It seems likely that the drop off in efficiency with these file-staging
tests will occur at around 2-3 jobs per node. Sites with 4 slots per
node are therefore likely to be able to fill a larger proportion of
their slots than sites with 8 slots per node.
If we are going to go down this route then what we need to do is to
improve the rate at which we can read off the local disk. It seems that
ATLAS may already be looking at a promising approach which is the use of
solid state disks.
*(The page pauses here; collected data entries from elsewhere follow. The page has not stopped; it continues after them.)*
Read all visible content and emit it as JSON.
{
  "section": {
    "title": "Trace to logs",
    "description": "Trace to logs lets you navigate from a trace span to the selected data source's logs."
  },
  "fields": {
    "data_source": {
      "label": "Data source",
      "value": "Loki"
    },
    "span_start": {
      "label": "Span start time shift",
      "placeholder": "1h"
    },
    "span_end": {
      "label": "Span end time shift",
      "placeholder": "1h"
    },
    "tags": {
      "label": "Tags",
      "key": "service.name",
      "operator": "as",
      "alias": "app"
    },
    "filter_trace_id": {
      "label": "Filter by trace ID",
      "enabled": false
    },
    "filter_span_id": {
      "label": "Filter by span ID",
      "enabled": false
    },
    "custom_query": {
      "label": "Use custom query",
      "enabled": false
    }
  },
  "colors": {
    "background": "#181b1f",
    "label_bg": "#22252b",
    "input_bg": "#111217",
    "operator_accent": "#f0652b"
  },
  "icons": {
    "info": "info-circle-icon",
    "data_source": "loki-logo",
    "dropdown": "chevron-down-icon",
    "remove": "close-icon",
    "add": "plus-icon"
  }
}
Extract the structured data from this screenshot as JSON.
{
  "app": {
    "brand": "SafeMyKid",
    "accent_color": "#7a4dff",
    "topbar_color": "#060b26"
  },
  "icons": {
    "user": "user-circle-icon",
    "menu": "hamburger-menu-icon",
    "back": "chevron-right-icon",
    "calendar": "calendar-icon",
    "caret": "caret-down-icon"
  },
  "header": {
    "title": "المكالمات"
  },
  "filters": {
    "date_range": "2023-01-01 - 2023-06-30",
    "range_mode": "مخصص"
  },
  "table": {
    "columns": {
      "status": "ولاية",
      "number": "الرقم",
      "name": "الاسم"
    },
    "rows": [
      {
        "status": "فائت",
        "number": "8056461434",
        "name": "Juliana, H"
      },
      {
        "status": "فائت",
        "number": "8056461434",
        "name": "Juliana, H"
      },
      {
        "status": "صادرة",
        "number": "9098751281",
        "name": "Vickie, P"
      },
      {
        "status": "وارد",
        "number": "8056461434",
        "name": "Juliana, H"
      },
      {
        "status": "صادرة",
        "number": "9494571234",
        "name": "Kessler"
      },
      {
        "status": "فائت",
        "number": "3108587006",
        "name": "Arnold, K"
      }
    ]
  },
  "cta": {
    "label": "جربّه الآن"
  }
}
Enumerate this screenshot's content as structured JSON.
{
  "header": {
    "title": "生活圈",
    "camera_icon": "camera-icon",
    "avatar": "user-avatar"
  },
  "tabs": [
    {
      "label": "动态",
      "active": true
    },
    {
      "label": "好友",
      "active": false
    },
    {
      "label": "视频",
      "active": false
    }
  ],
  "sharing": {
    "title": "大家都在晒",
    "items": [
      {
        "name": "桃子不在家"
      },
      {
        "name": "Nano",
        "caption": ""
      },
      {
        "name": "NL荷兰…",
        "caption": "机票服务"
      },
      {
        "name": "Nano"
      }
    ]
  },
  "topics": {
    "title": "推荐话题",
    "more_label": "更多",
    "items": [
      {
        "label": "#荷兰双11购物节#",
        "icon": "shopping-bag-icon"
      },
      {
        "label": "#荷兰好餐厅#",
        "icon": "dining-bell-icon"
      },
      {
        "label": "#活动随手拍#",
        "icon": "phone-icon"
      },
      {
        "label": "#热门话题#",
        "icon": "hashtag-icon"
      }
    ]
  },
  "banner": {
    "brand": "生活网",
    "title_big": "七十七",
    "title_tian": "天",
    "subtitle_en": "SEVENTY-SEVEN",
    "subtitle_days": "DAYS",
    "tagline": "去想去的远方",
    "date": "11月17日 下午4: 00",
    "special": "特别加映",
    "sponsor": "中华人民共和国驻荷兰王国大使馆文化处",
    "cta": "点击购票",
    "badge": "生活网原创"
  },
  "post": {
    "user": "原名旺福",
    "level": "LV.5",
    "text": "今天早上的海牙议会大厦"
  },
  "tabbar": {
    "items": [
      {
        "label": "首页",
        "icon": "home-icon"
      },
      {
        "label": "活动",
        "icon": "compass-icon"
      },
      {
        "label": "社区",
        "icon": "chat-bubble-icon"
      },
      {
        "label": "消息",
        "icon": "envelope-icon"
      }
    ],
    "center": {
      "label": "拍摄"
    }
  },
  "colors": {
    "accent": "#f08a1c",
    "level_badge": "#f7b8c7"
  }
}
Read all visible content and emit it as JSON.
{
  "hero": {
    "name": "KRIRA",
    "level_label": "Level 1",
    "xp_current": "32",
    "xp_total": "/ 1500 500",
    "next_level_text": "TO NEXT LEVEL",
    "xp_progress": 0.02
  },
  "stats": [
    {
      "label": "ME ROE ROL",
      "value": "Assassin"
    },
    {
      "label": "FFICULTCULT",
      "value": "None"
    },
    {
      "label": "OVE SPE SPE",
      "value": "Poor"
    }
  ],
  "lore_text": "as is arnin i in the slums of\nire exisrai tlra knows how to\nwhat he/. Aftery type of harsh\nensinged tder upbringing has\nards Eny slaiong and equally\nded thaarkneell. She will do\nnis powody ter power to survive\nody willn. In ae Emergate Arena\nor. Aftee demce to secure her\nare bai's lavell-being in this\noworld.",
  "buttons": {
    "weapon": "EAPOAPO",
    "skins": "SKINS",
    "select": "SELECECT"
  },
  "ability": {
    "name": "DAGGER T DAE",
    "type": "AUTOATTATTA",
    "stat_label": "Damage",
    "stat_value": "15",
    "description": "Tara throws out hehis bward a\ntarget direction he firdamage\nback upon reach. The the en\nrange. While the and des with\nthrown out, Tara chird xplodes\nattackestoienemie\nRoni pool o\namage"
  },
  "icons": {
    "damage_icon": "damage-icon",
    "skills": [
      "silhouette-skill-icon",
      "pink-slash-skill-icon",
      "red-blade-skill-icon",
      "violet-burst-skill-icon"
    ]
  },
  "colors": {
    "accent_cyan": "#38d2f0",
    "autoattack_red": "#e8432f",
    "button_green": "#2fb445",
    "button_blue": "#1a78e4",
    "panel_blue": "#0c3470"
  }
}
These have high random read rates and have shown good
performance in tests at BNL:
http://indico.cern.ch/contributionDisplay.py?contribId=395&sessionId=61&confId=35523
http://www.usatlas.bnl.gov/twiki/bin/Admins/rsrc/Admins/MinutesProofFeb14/Xrootd_PROOF_BNL_Feb08.ppt
So the idea would be for sites to retro-fit their worker nodes (starting
with the 8 core nodes) with a small (say 64G) SSD and either make it the
temporary storage area or to define a new directory on it into which
files would be staged.
A refinement might be to have some sort of distributed file system cache
(lustre?) made up of these SSD's and onto which files could be
pre-staged by panda.
So it might be interesting for one of the UK sites to fit one of these
to an 8 core node and we could see how many more jobs it could process
by looking at its entry in the 'finished' column of the sites page, e.g.:
http://panda.cern.ch:25980/server/pandamon/query?overview=wnlist&type=analysis&hours=4&site=ANALY_RHUL
An alternative (suggested by Chris W) might be to buy lots of RAM and
use a ram disk as a fast cache.
Duncan
|